A per barrel tax revenue deposited in the Oil Spill Liability trust fund seems appropriate. Is the 5% per barrel a well formulated figure? Does it include current damage assessment?

I am confused by the statutory limit and the tax suspension. Why is there a revenue limit? Why were oil companies relieved of paying the damage preventative tax? Couldn't the monies have gone to another account for example CERCLA? Or couldn't overages be used to improve oil drilling safety and other environmental protection technology?

Wanda Lewis said...

I believe that the cap should be removed completely. If the responsible parties are forced to pay for all of the damage they create, people will have no option but to look into new technologies and ways to prevent these type of disasters.

Chad Clark said...

The oil companies should be held fully responsible for clean up. BP should have spent the money and taken the proper precautions to prevent this from happening.

Joel Garner said...

I believe in terms of compensation the company should be accountable up unto a certain level lets say 75% or some number of the company's value. If huge problems are incurred from someone tapping into our resources they must pay for a trageic end it's their responsibility to do so. The tax payers should not be left with the burden of having to pay for events caused which are out of their hands. If the company at some point turns down the cleanup efforts or abandons the job of course our government should step in. This however is not a natural disaster and i just feel the party profiting from the venture should be responsible for clean up at any cost for any situation.

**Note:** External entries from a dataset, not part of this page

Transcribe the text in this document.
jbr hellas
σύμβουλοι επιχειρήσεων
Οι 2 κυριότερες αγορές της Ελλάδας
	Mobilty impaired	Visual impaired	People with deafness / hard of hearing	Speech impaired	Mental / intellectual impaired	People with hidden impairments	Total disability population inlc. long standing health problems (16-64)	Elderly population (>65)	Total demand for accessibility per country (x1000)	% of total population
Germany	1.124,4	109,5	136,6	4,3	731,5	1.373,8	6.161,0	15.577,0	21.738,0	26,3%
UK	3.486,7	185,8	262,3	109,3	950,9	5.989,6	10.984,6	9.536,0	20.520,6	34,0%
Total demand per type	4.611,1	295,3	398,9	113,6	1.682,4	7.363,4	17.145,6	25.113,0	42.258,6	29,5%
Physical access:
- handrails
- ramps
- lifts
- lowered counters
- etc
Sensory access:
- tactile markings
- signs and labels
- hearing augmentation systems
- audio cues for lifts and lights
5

Dr. Peter Schuhmann said...

Good stuff everyone, but let's remember... there are two sides to a market. Placing blame and responsibility completely on the supplier is incorrect. BP would not have created this disaster if we didn't want to purchase their gas (and purchase it at a low price).

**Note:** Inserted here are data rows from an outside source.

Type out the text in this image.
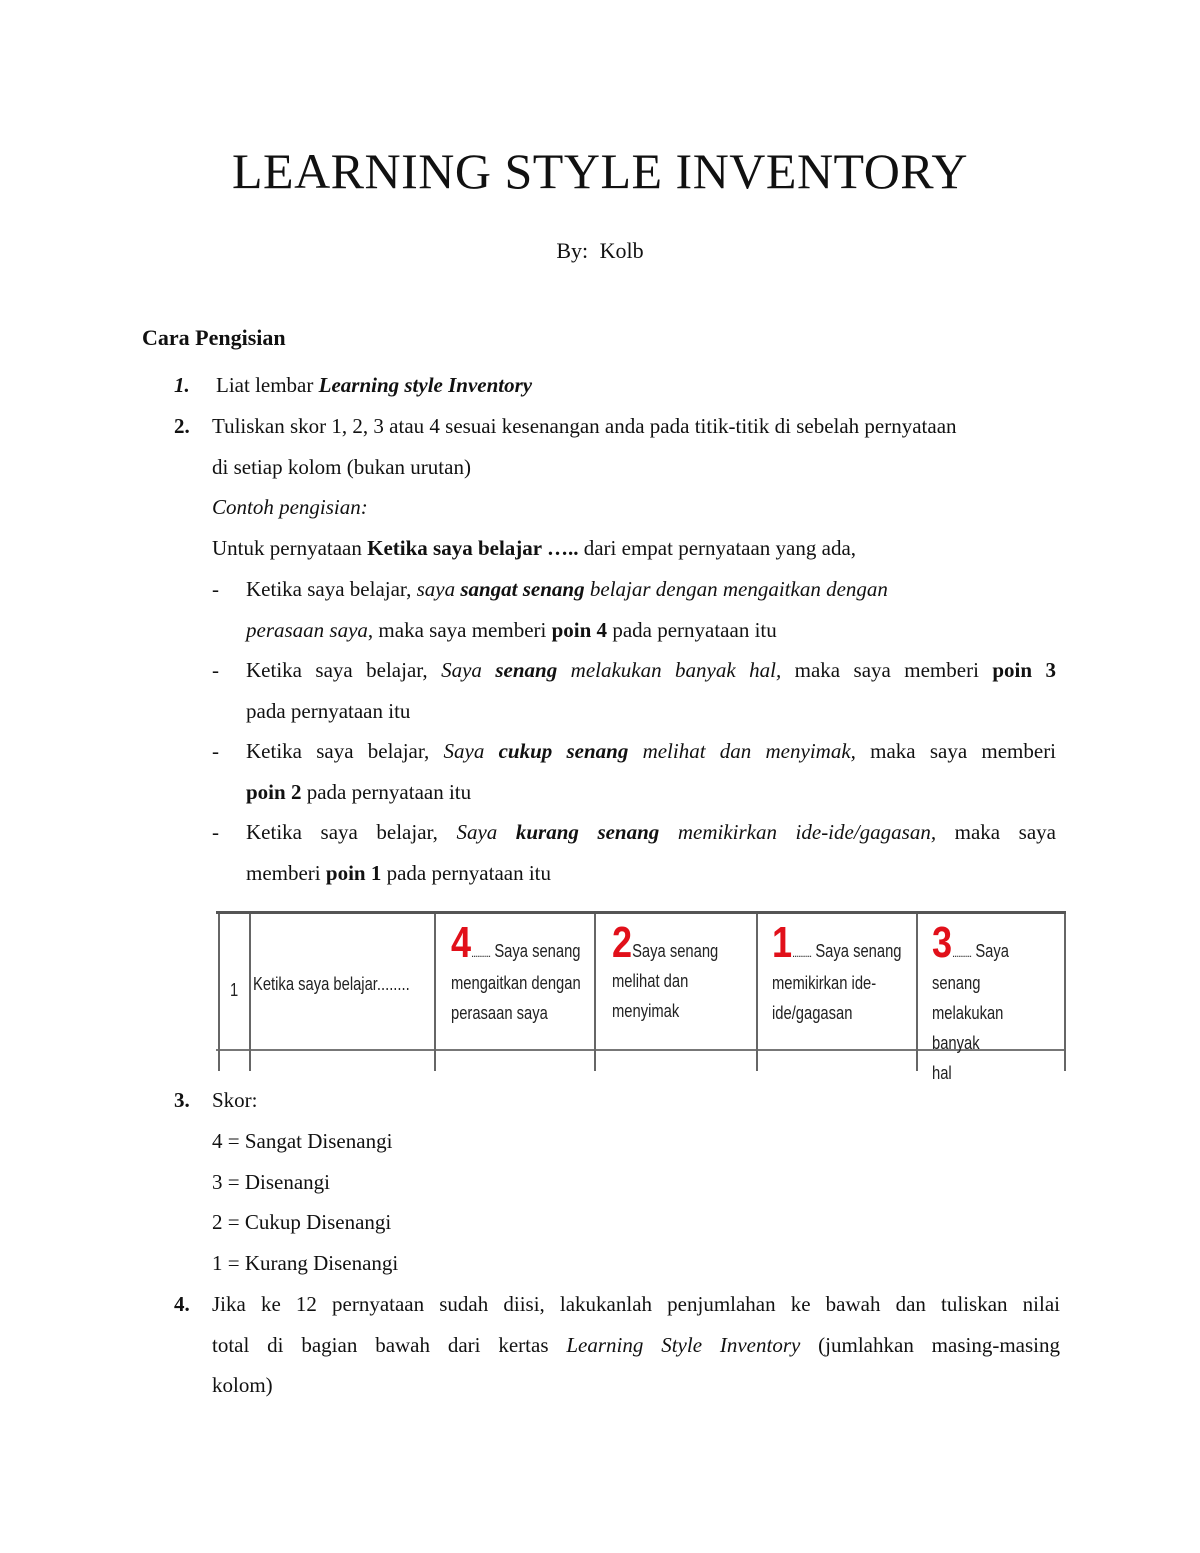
LEARNING STYLE INVENTORY
By: Kolb
Cara Pengisian
1. Liat lembar Learning style Inventory
2. Tuliskan skor 1, 2, 3 atau 4 sesuai kesenangan anda pada titik-titik di sebelah pernyataan
di setiap kolom (bukan urutan)
Contoh pengisian:
Untuk pernyataan Ketika saya belajar ….. dari empat pernyataan yang ada,
- Ketika saya belajar, saya sangat senang belajar dengan mengaitkan dengan
perasaan saya, maka saya memberi poin 4 pada pernyataan itu
- Ketika saya belajar, Saya senang melakukan banyak hal, maka saya memberi poin 3
pada pernyataan itu
- Ketika saya belajar, Saya cukup senang melihat dan menyimak, maka saya memberi
poin 2 pada pernyataan itu
- Ketika saya belajar, Saya kurang senang memikirkan ide-ide/gagasan, maka saya
memberi poin 1 pada pernyataan itu
1 Ketika saya belajar........
4.......... Saya senang
mengaitkan dengan
perasaan saya
2Saya senang
melihat dan
menyimak
1.......... Saya senang
memikirkan ide-
ide/gagasan
3.......... Saya senang
melakukan banyak
hal
3. Skor:
4 = Sangat Disenangi
3 = Disenangi
2 = Cukup Disenangi
1 = Kurang Disenangi
4. Jika ke 12 pernyataan sudah diisi, lakukanlah penjumlahan ke bawah dan tuliskan nilai
total di bagian bawah dari kertas Learning Style Inventory (jumlahkan masing-masing
kolom)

I hinted about this in our discussion of Hardin (YOU are the herdsmen). Doesn't the "taxpayer" bear some responsibility here? Wasn't it the taxpayer who vehemently objected to higher gas taxes and isn't it that same taxpayer who is currently railing against cap-and-trade? People want the solution but they also want to be free-riders when it comes to funding that solution. This is an ongoing theme of my posts and I hope you're picking it up and really thinking about it.

Tom C. summed it up nicely: it's about balance. But how do we find the balance between environmental and market goods?

As the damage from the Gulf spill is revealed in the upcoming months and years (and decades no doubt), we can only hope that progress toward that balance is made.